With Rezchain, systems can pick up on disputes and alert the relevant company as the transaction occurs, allowing disputes to be dealt with instantly, Lee explained.

• Cross-border payments
“Travel is very right for blockchain because it is naturally cross-border and involves multiple currencies. If people can use digital currencies and stay on it, they can save a lot,” said Wegogo’s Wong.

“(Currently) it takes three to five working days to do an interbank transfer. You go through 11 intermediaries and everyone is taking a cut to facilitate the transaction. Banks also take a foreign currency cut, which can be up to seven per cent.”

For DMCs, which deal with many payment layers, the siphoning effect is even more severe, said Sandor Levai, CEO of ICS Travel Group, an early integration partner of TravelKoin.

Frictional costs also come into play. “(Some banks charge) a flat fee of US$80-100 per transaction, so we have to wait until we (get bulk) so it makes more sense to pay the bank fee than to fly (to another country) to deliver payment,” Levai said.

Transactions can take up to five days to process, he added, unlike TravelKoin’s near instant solution.

• Financial inclusion and rewarding small businesses
When it comes to certain countries, “sometimes payment doesn’t arrive or gets blocked”, Levai remarked. Take for example Myanmar, “a politically incorrect country… for a lot of banks”, but in the travel industry represents a big emerging destination.

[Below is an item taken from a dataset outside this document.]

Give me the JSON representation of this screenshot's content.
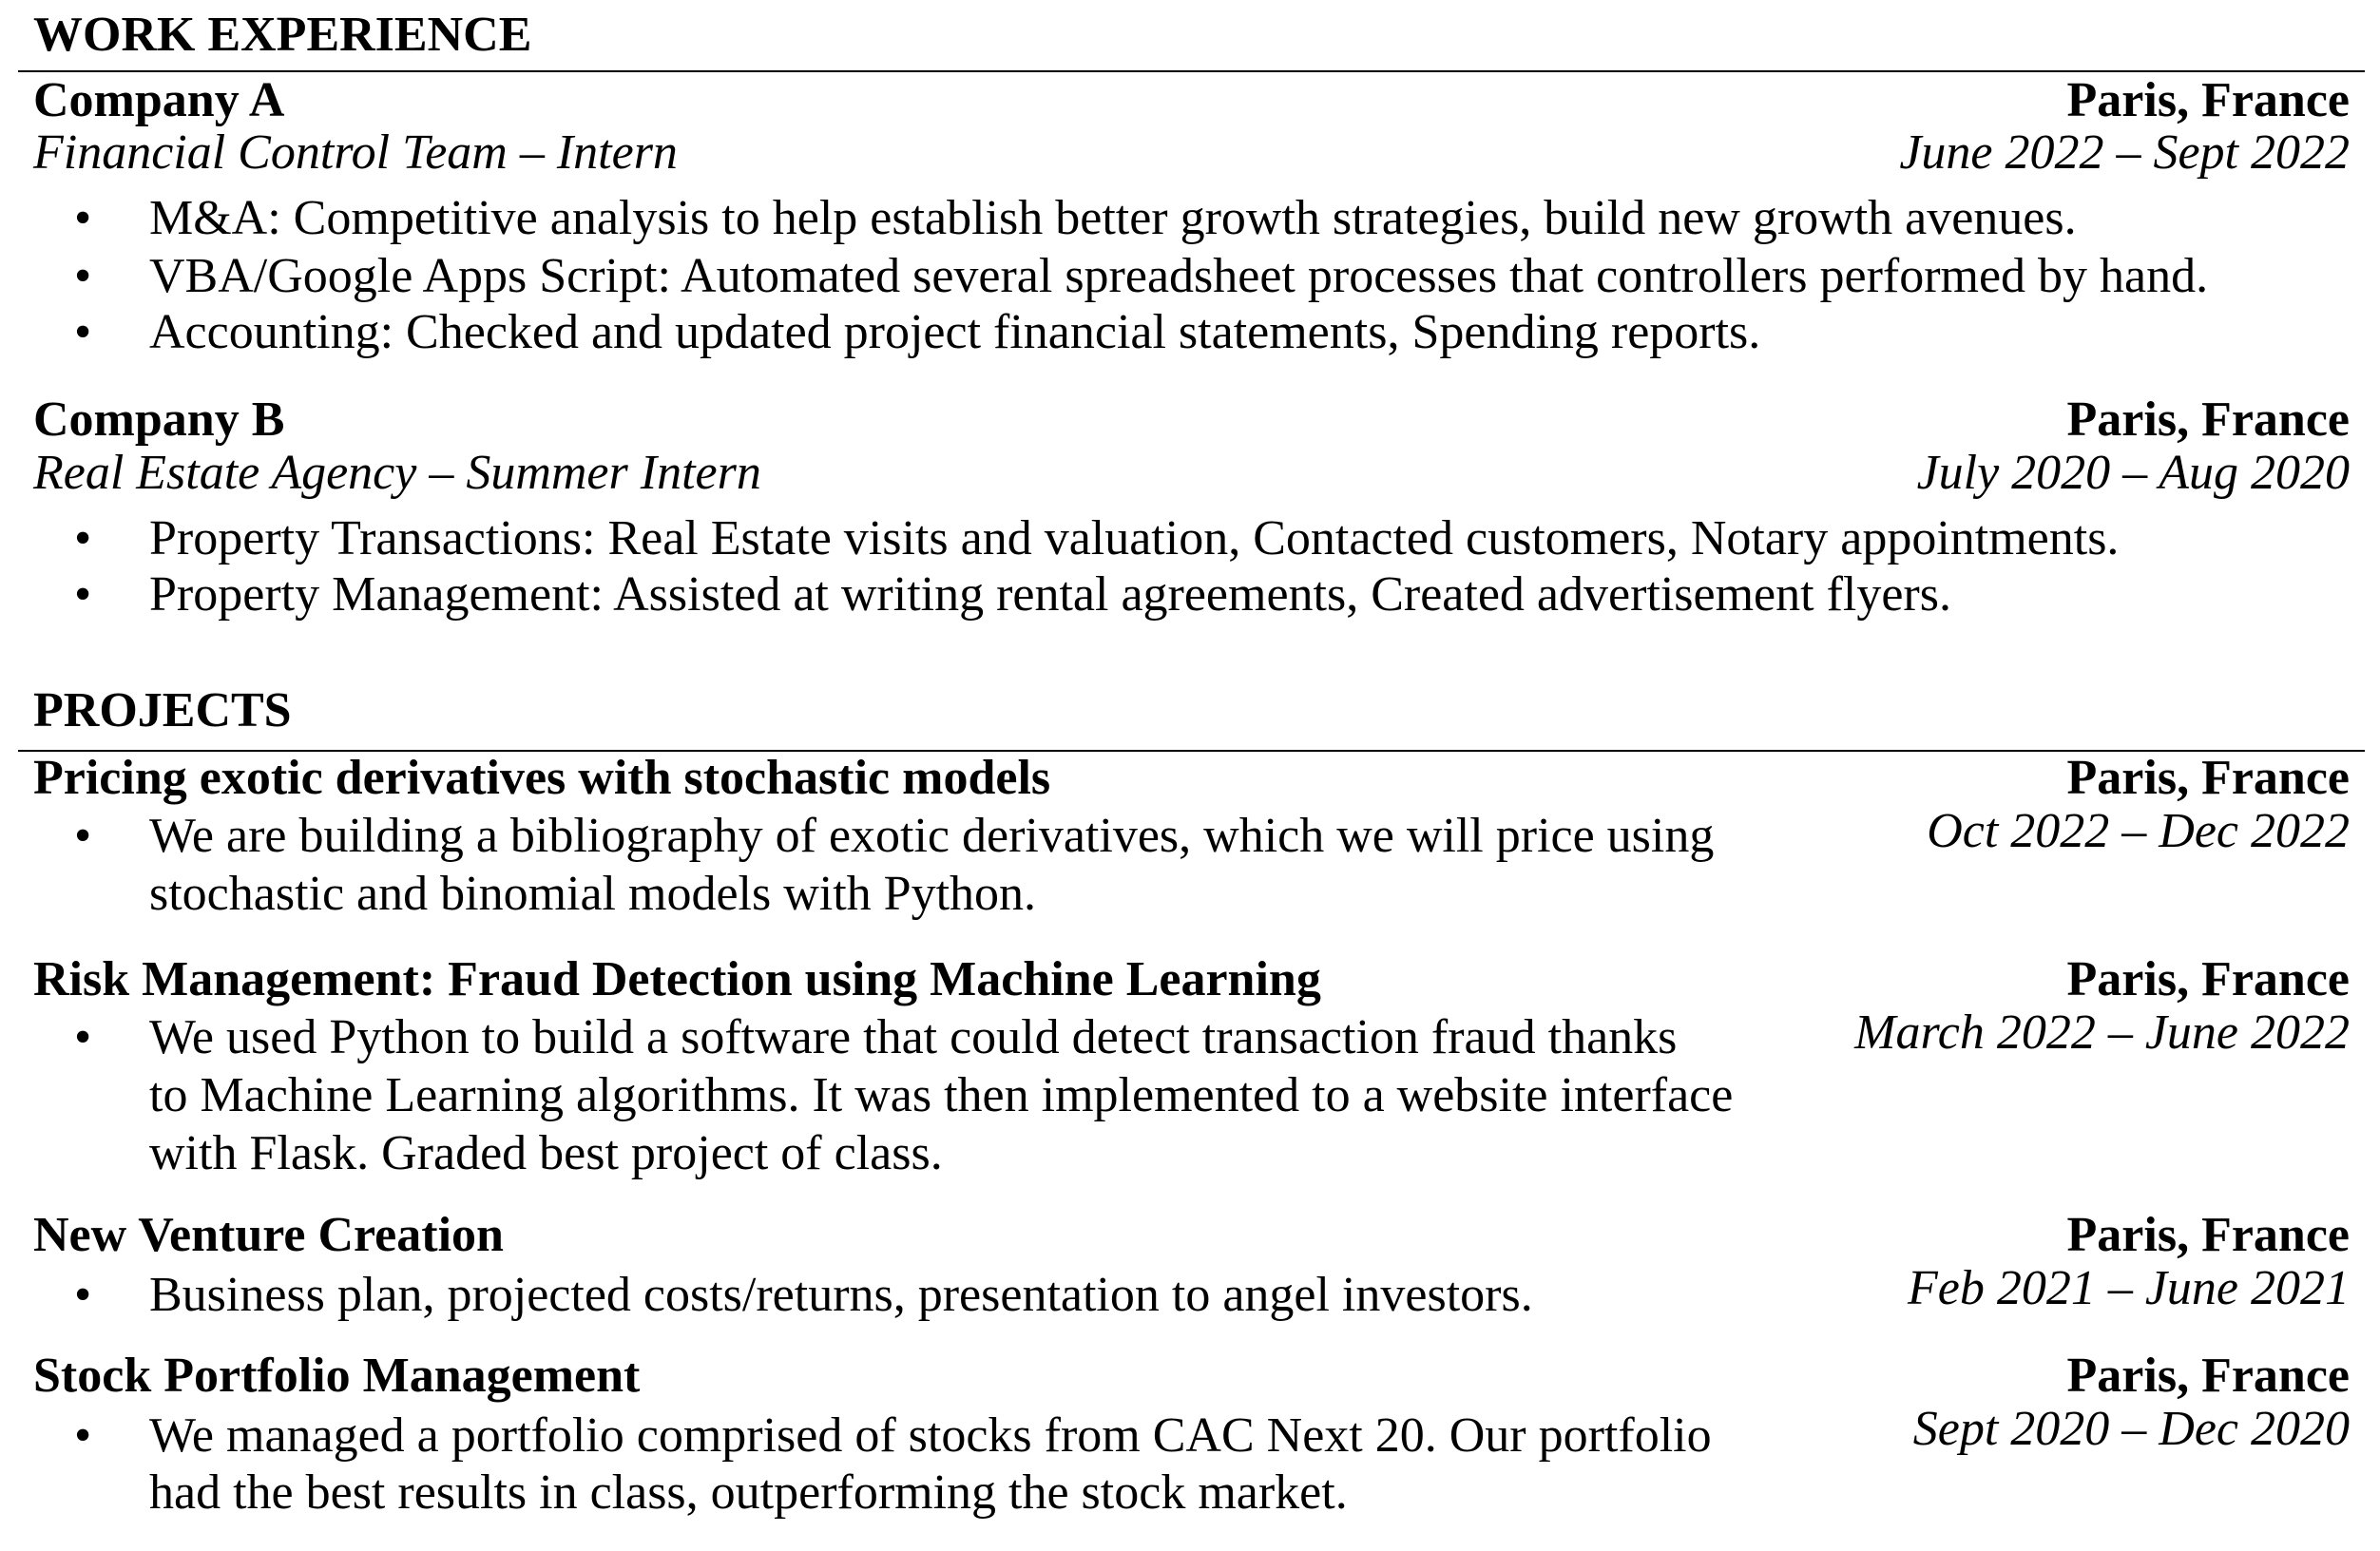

And for Wegogo, which aims to connect small activity providers often left out of large travel marketplaces, digital tokens can help do the job. Wegogo users earn WeGold, launched in an ICO last month after a trial run, in exchange for recommending travel activities in South-east Asian island destinations.

Activity providers that “strengthen partnerships within the Wegogo ecosystem, deliver aspirational services and promote the platform” are also rewarded with WeGold.

Transactions and incentives are captured on the Blockchain, allowing for a “fair-share” ecosystem that builds trust and confidence among users, Wegogo stated.

Trade uptake and the road ahead
Some experts see signs that blockchain is moving beyond the proof of concept era. The Global Trade Review highlighted the “widely-held view that 2018 will be the year blockchain takes root commercially” after numerous trade and non-trade programmes demonstrated the technology’s functionality last year.